Portanto, na oração abrimos a nossa alma ao
Senhor a fim de que Ele venha habitar a nossa debilidade, transformando-a em
força para o Evangelho. E é rico de significado também o verbo grego com que São
Paulo descreve este habitar do Senhor na sua humanidade frágil; usa episkenoo
(ἐπισκηνόω), que poderíamos traduzir como «montar a própria tenda». O Senhor
continua a montar a sua tenda em nós, no meio de nós: é o Mistério da
Encarnação. O próprio Verbo divino, que veio habitar na nossa humanidade, quer
habitar em nós, montar em nós a sua tenda, para iluminar e transformar a nossa
vida e o mundo.
A contemplação intensa de Deus experimentada
por São Paulo evoca a dos discípulos no monte Tabor quando, vendo Jesus
transfigurar-se e resplandecer de luz, Pedro disse: «Mestre, é bom ficarmos
aqui. Vamos fazer três tendas: uma para ti, outra para Moisés e outra para
Elias» (Mc 9,5). «Pedro não sabia o que dizer, pois estavam todos
com muito medo», acrescenta São Marcos (v. 6). Contemplar o Senhor é, ao mesmo
tempo, fascinante e tremendo: fascinante, porque Ele nos atrai a Si e arrebata
o nosso coração rumo ao alto, levando-o à sua altura onde experimentamos a paz,
a beleza do seu amor; tremendo, porque revela a nossa debilidade humana, a
nossa inadequação, o cansaço de vencer o Maligno que ameaça a nossa vida,
aquele espinho cravado na nossa carne. Na oração, na contemplação quotidiana do
Senhor, nós recebemos a força do amor de Deus e sentimos que são verdadeiras as
palavras de São Paulo aos cristãos de Roma, onde escreveu: «Tenho certeza de
que nem a morte nem a vida, nem os anjos nem os poderes celestiais, nem o
presente nem o futuro, nem as forças cósmicas, nem a altura nem a profundeza,
nem outra criatura qualquer serão capazes de nos separar do amor de Deus por
nós, manifestado em Cristo Jesus, nosso Senhor» (Rm 8,38-39).

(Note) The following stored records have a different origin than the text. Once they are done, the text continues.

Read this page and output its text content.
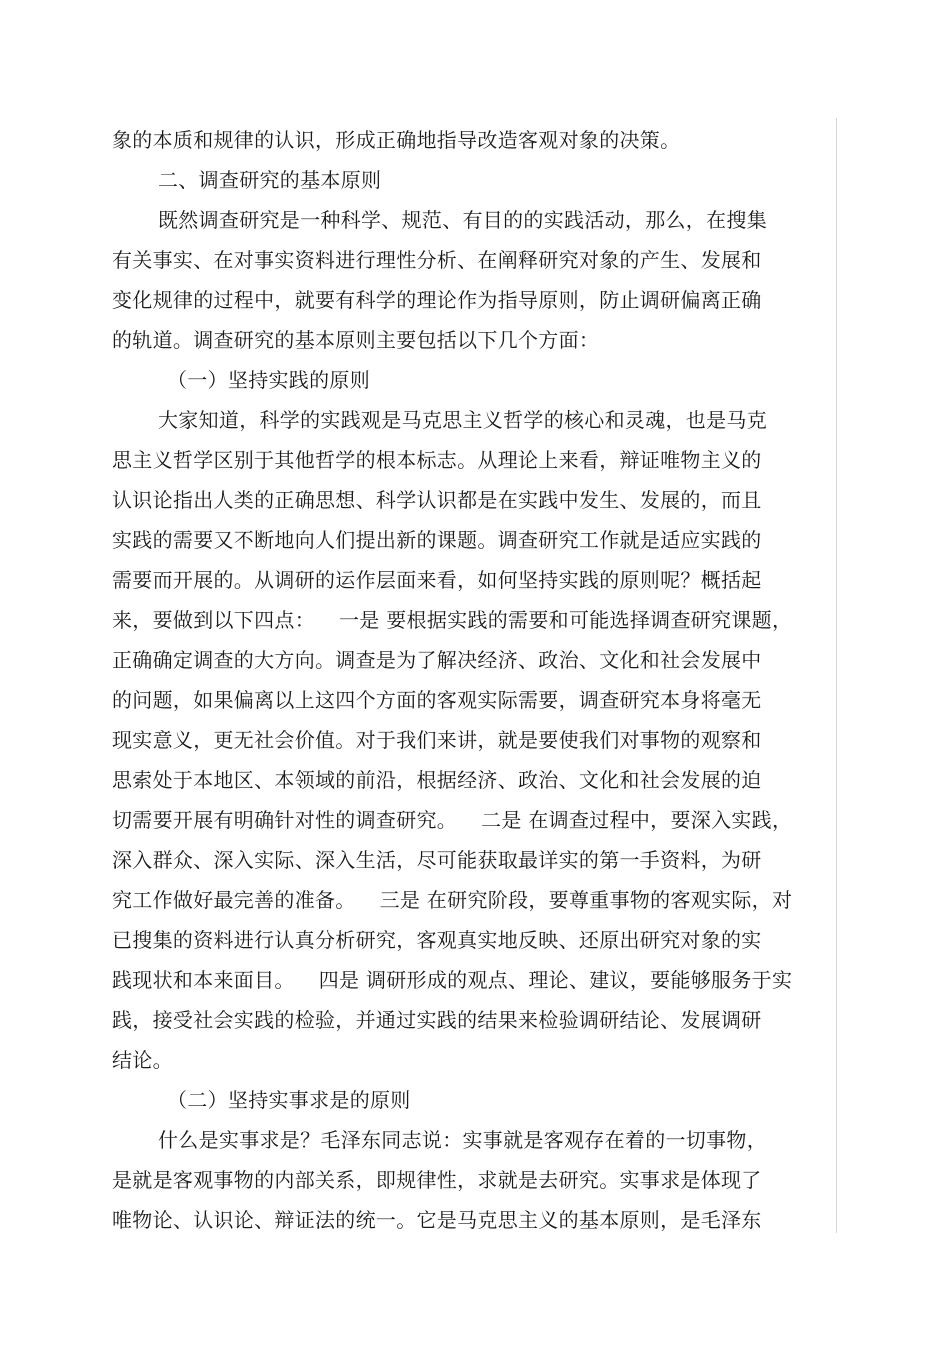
象的本质和规律的认识，形成正确地指导改造客观对象的决策。
二、调查研究的基本原则
既然调查研究是一种科学、规范、有目的的实践活动，那么，在搜集
有关事实、在对事实资料进行理性分析、在阐释研究对象的产生、发展和
变化规律的过程中，就要有科学的理论作为指导原则，防止调研偏离正确
的轨道。调查研究的基本原则主要包括以下几个方面：
（一）坚持实践的原则
大家知道，科学的实践观是马克思主义哲学的核心和灵魂，也是马克
思主义哲学区别于其他哲学的根本标志。从理论上来看，辩证唯物主义的
认识论指出人类的正确思想、科学认识都是在实践中发生、发展的，而且
实践的需要又不断地向人们提出新的课题。调查研究工作就是适应实践的
需要而开展的。从调研的运作层面来看，如何坚持实践的原则呢？概括起
来，要做到以下四点： 一是 要根据实践的需要和可能选择调查研究课题，
正确确定调查的大方向。调查是为了解决经济、政治、文化和社会发展中
的问题，如果偏离以上这四个方面的客观实际需要，调查研究本身将毫无
现实意义，更无社会价值。对于我们来讲，就是要使我们对事物的观察和
思索处于本地区、本领域的前沿，根据经济、政治、文化和社会发展的迫
切需要开展有明确针对性的调查研究。 二是 在调查过程中，要深入实践，
深入群众、深入实际、深入生活，尽可能获取最详实的第一手资料，为研
究工作做好最完善的准备。 三是 在研究阶段，要尊重事物的客观实际，对
已搜集的资料进行认真分析研究，客观真实地反映、还原出研究对象的实
践现状和本来面目。 四是 调研形成的观点、理论、建议，要能够服务于实
践，接受社会实践的检验，并通过实践的结果来检验调研结论、发展调研
结论。
（二）坚持实事求是的原则
什么是实事求是？毛泽东同志说：实事就是客观存在着的一切事物，
是就是客观事物的内部关系，即规律性，求就是去研究。实事求是体现了
唯物论、认识论、辩证法的统一。它是马克思主义的基本原则，是毛泽东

Em um mundo em que corremos o risco de
confiar unicamente na eficiência e no poder dos instrumentos humanos, somos
chamados a redescobrir e dar testemunho do poder de Deus que se comunica na
oração, com a qual crescemos todos os dias na conformação da nossa vida com a
de Cristo que - como Paulo afirma - «foi crucificado na sua fraqueza, mas agora
está vivo pelo poder de Deus. Nós também somos fracos nele, mas viveremos com
Ele pelo poder de Deus que age em vós» (2Cor 13,4).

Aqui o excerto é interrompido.